Unlike dandelions and sedum, the majority of land plants are like Kentucky bluegrass, which is the common grass found in lawns. They are C3 plants. During photosynthesis, the RuBisCO enzyme captures CO2 and bonds it to a five-carbon compound to produce a pair of three-carbon molecules.
One remains within the cycle, and the other is used as a building block to produce sugars.Unfortunately, high temperatures make it easier for RuBisCo to catalyze the reaction between the five-carbon compound and oxygen, instead of CO2. With one less carbon,in what's known as photorespiration, a three and a two-carbon compound (2PG)
are produced . The latter is not totally wasted because a metabolized version leaves the chloroplast, eventually goes to mitochondria and works its way back into photosynthesis in the form of carbon dioxide. But the process wastes time and energy. Worse, when there is little moisture available and flabby guard cells cause a plant's pores to close, carbon dioxide does not enter, and the rate of wasteful photorespiration increases.So what is the strategy that makes weeds like dandelions so tough? They have two types of chloroplast-bearing cells: one type near the leaf surface where the oxygen-avoiding PEP enzyme produces a four-carbon compound, and a second type found deeper and below the surface where oxygen levels are low. There, CO2 is released from the 4-carbon compound, and it's taken care of by a now less distracted RuBisCo.
Having more specialization requires a larger investment on the part of the C4 plant, but it leads to a bigger profit because it avoids the losses of photorespiration. Also, if dandelions can photosynthesize more efficiently, their pores don't have to be as fully open as often, and less water is lost to evaporation.Water is needed in photosynthesis to return electrons to chlorophyll molecules after they are excited. When losing electrons water splits into oxygen and into H+. The subsequent proton gradient across chloroplast membranes then provides the energy required for ATP synthesis.
By the way, sedum's strategy known as CAM photosynthesis is similar to C4, but it fixes its carbon dioxide at night so that its pores can remain closed during the day, saving even more water.

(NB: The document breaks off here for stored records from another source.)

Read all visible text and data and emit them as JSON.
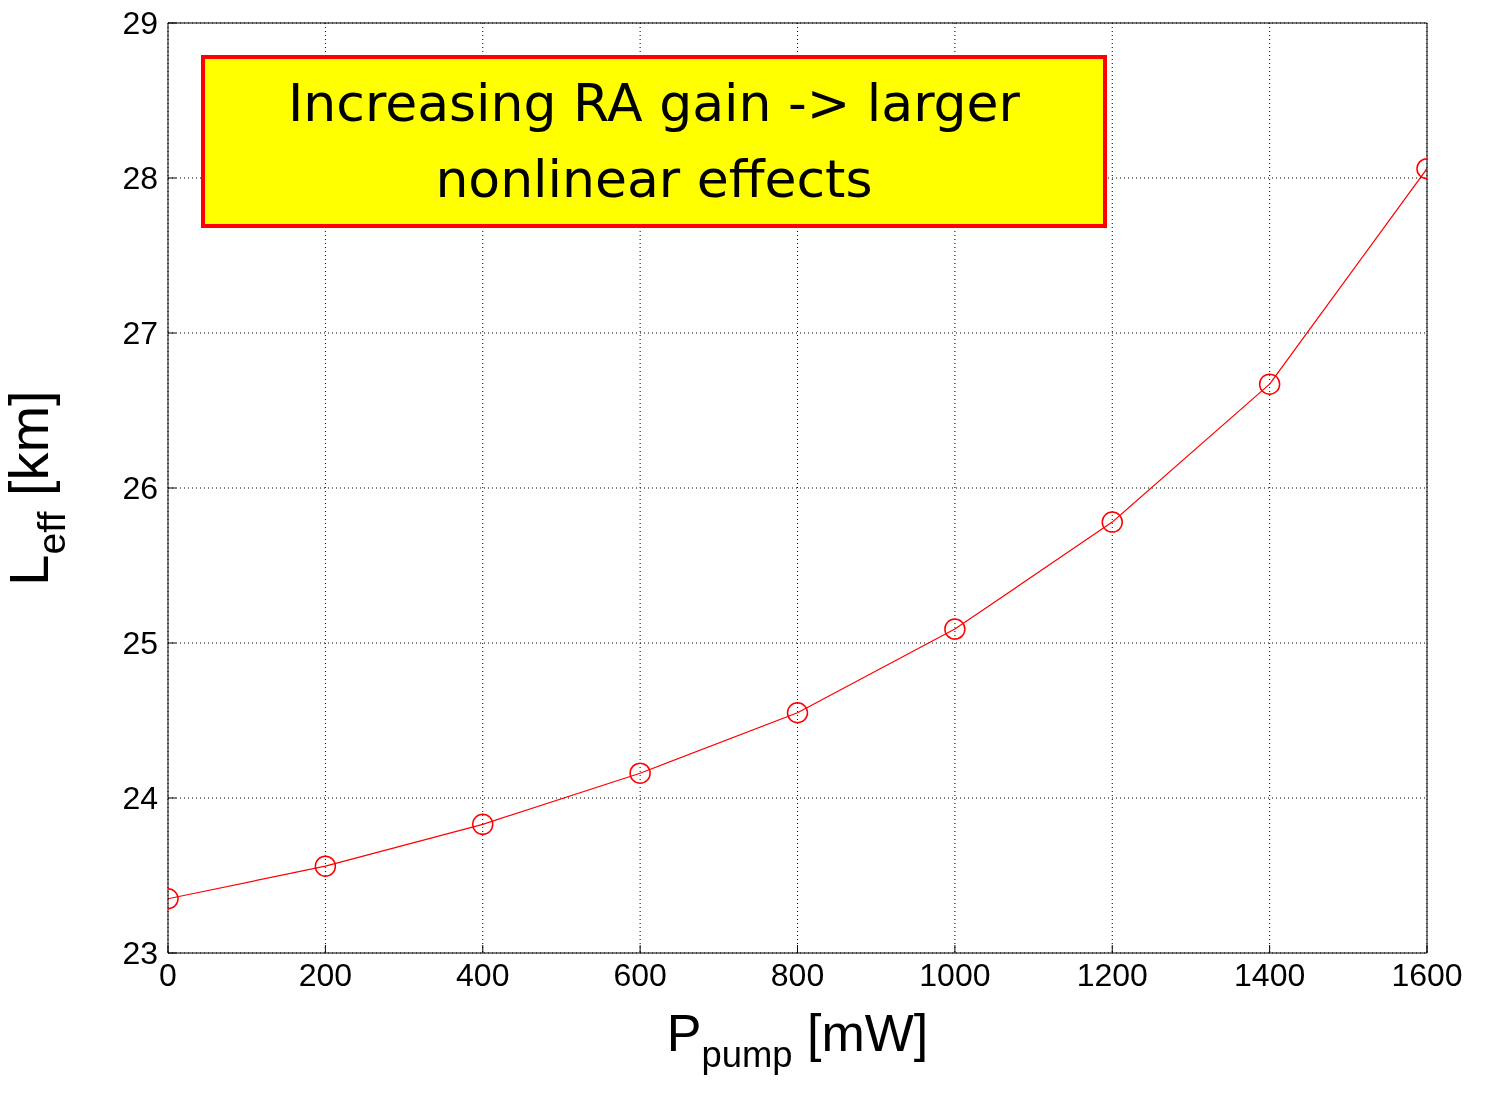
{
  "chart_data": {
    "type": "line",
    "xlabel": "P$_{pump}$ [mW]",
    "ylabel": "L$_{eff}$ [km]",
    "x": [
      0,
      200,
      400,
      600,
      800,
      1000,
      1200,
      1400,
      1600
    ],
    "series": [
      {
        "color": "#ff0000",
        "values": [
          23.35,
          23.56,
          23.83,
          24.16,
          24.55,
          25.09,
          25.78,
          26.67,
          28.06
        ]
      }
    ],
    "xlim": [
      0,
      1600
    ],
    "xticks": [
      0,
      200,
      400,
      600,
      800,
      1000,
      1200,
      1400,
      1600
    ],
    "ylim": [
      23,
      29
    ],
    "yticks": [
      23,
      24,
      25,
      26,
      27,
      28,
      29
    ],
    "grid": true,
    "marker": "circle",
    "line_style": "solid",
    "legend": false,
    "annotations": [
      "Increasing RA gain -> larger nonlinear effects"
    ]
  }
}
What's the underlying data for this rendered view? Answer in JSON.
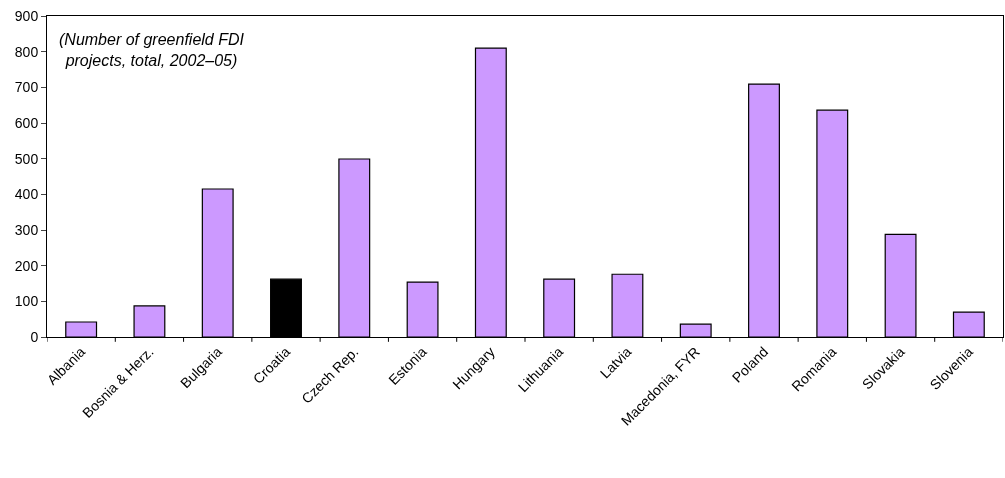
{
  "chart_data": {
    "type": "bar",
    "categories": [
      "Albania",
      "Bosnia & Herz.",
      "Bulgaria",
      "Croatia",
      "Czech Rep.",
      "Estonia",
      "Hungary",
      "Lithuania",
      "Latvia",
      "Macedonia, FYR",
      "Poland",
      "Romania",
      "Slovakia",
      "Slovenia"
    ],
    "values": [
      42,
      87,
      415,
      162,
      499,
      154,
      810,
      162,
      176,
      36,
      709,
      636,
      288,
      70
    ],
    "colors": [
      "#cc99ff",
      "#cc99ff",
      "#cc99ff",
      "#000000",
      "#cc99ff",
      "#cc99ff",
      "#cc99ff",
      "#cc99ff",
      "#cc99ff",
      "#cc99ff",
      "#cc99ff",
      "#cc99ff",
      "#cc99ff",
      "#cc99ff"
    ],
    "ylim": [
      0,
      900
    ],
    "yticks": [
      0,
      100,
      200,
      300,
      400,
      500,
      600,
      700,
      800,
      900
    ],
    "grid": false,
    "annotations": [
      "(Number of greenfield FDI\nprojects, total, 2002–05)"
    ]
  }
}
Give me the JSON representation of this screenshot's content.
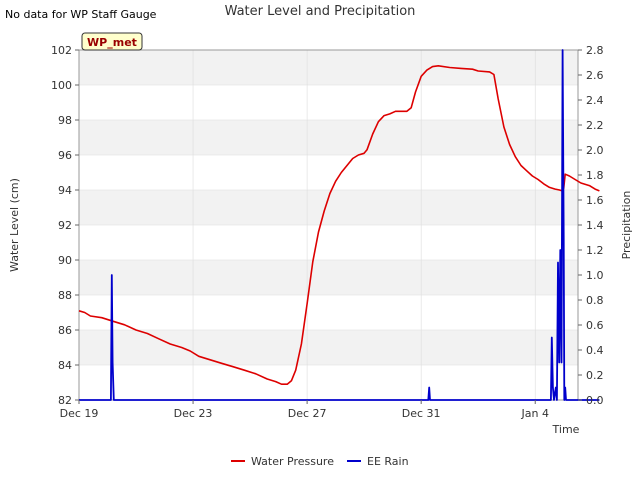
{
  "page": {
    "note": "No data for WP Staff Gauge",
    "badge": "WP_met"
  },
  "chart_data": {
    "type": "line",
    "title": "Water Level and Precipitation",
    "xlabel": "Time",
    "ylabel": "Water Level (cm)",
    "y2label": "Precipitation",
    "x_unit": "days since Dec 19",
    "xlim": [
      0,
      17.5
    ],
    "ylim": [
      82,
      102
    ],
    "y2lim": [
      0,
      2.8
    ],
    "x_ticks": [
      {
        "value": 0,
        "label": "Dec 19"
      },
      {
        "value": 4,
        "label": "Dec 23"
      },
      {
        "value": 8,
        "label": "Dec 27"
      },
      {
        "value": 12,
        "label": "Dec 31"
      },
      {
        "value": 16,
        "label": "Jan 4"
      }
    ],
    "y_ticks": [
      82,
      84,
      86,
      88,
      90,
      92,
      94,
      96,
      98,
      100,
      102
    ],
    "y2_ticks": [
      "0.0",
      "0.2",
      "0.4",
      "0.6",
      "0.8",
      "1.0",
      "1.2",
      "1.4",
      "1.6",
      "1.8",
      "2.0",
      "2.2",
      "2.4",
      "2.6",
      "2.8"
    ],
    "legend_position": "bottom-center",
    "colors": {
      "water": "#dd0000",
      "rain": "#0000cc",
      "band": "#f2f2f2",
      "grid": "#dddddd",
      "badge_bg": "#ffffcc",
      "badge_text": "#990000"
    },
    "series": [
      {
        "name": "Water Pressure",
        "axis": "left",
        "points": [
          [
            0.0,
            87.1
          ],
          [
            0.2,
            87.0
          ],
          [
            0.4,
            86.8
          ],
          [
            0.8,
            86.7
          ],
          [
            1.2,
            86.5
          ],
          [
            1.6,
            86.3
          ],
          [
            2.0,
            86.0
          ],
          [
            2.4,
            85.8
          ],
          [
            2.8,
            85.5
          ],
          [
            3.2,
            85.2
          ],
          [
            3.6,
            85.0
          ],
          [
            3.9,
            84.8
          ],
          [
            4.2,
            84.5
          ],
          [
            4.6,
            84.3
          ],
          [
            5.0,
            84.1
          ],
          [
            5.4,
            83.9
          ],
          [
            5.8,
            83.7
          ],
          [
            6.2,
            83.5
          ],
          [
            6.6,
            83.2
          ],
          [
            6.9,
            83.05
          ],
          [
            7.1,
            82.9
          ],
          [
            7.3,
            82.9
          ],
          [
            7.45,
            83.1
          ],
          [
            7.6,
            83.7
          ],
          [
            7.8,
            85.2
          ],
          [
            8.0,
            87.5
          ],
          [
            8.2,
            89.9
          ],
          [
            8.4,
            91.6
          ],
          [
            8.6,
            92.8
          ],
          [
            8.8,
            93.8
          ],
          [
            9.0,
            94.5
          ],
          [
            9.2,
            95.0
          ],
          [
            9.4,
            95.4
          ],
          [
            9.6,
            95.8
          ],
          [
            9.8,
            96.0
          ],
          [
            10.0,
            96.1
          ],
          [
            10.1,
            96.3
          ],
          [
            10.3,
            97.2
          ],
          [
            10.5,
            97.9
          ],
          [
            10.7,
            98.25
          ],
          [
            10.9,
            98.35
          ],
          [
            11.1,
            98.5
          ],
          [
            11.3,
            98.5
          ],
          [
            11.5,
            98.5
          ],
          [
            11.65,
            98.7
          ],
          [
            11.8,
            99.6
          ],
          [
            12.0,
            100.5
          ],
          [
            12.2,
            100.85
          ],
          [
            12.4,
            101.05
          ],
          [
            12.6,
            101.1
          ],
          [
            13.0,
            101.0
          ],
          [
            13.4,
            100.95
          ],
          [
            13.8,
            100.9
          ],
          [
            14.0,
            100.8
          ],
          [
            14.4,
            100.75
          ],
          [
            14.55,
            100.6
          ],
          [
            14.7,
            99.2
          ],
          [
            14.9,
            97.6
          ],
          [
            15.1,
            96.6
          ],
          [
            15.3,
            95.9
          ],
          [
            15.5,
            95.4
          ],
          [
            15.7,
            95.1
          ],
          [
            15.9,
            94.8
          ],
          [
            16.1,
            94.6
          ],
          [
            16.3,
            94.35
          ],
          [
            16.5,
            94.15
          ],
          [
            16.7,
            94.05
          ],
          [
            16.85,
            94.0
          ],
          [
            16.95,
            93.95
          ],
          [
            17.0,
            94.1
          ],
          [
            17.05,
            94.9
          ],
          [
            17.2,
            94.8
          ],
          [
            17.4,
            94.6
          ],
          [
            17.6,
            94.4
          ],
          [
            17.9,
            94.25
          ],
          [
            18.1,
            94.05
          ],
          [
            18.25,
            93.95
          ]
        ]
      },
      {
        "name": "EE Rain",
        "axis": "right",
        "points": [
          [
            0.0,
            0.0
          ],
          [
            1.12,
            0.0
          ],
          [
            1.15,
            1.0
          ],
          [
            1.18,
            0.3
          ],
          [
            1.22,
            0.0
          ],
          [
            12.25,
            0.0
          ],
          [
            12.28,
            0.1
          ],
          [
            12.31,
            0.0
          ],
          [
            16.55,
            0.0
          ],
          [
            16.58,
            0.5
          ],
          [
            16.62,
            0.1
          ],
          [
            16.66,
            0.0
          ],
          [
            16.72,
            0.1
          ],
          [
            16.76,
            0.0
          ],
          [
            16.8,
            1.1
          ],
          [
            16.84,
            0.3
          ],
          [
            16.88,
            1.2
          ],
          [
            16.92,
            0.3
          ],
          [
            16.96,
            2.8
          ],
          [
            17.0,
            1.3
          ],
          [
            17.02,
            0.0
          ],
          [
            17.05,
            0.1
          ],
          [
            17.08,
            0.0
          ],
          [
            18.25,
            0.0
          ]
        ]
      }
    ]
  }
}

We cannot ignore the dandelion's varied means of reproduction in discussing its ubiquitous nature. It can regenerate itself from its roots should the rest of the plant be eaten or severed. Every so-called flower is actually a composite of many flowers, each of which can produce a seed, even in the absence of sex. But bluegrass also has this ability, so it's fair to say that the dandelion owes its success over grass more to C4 metabolism than to its reproductive versatility.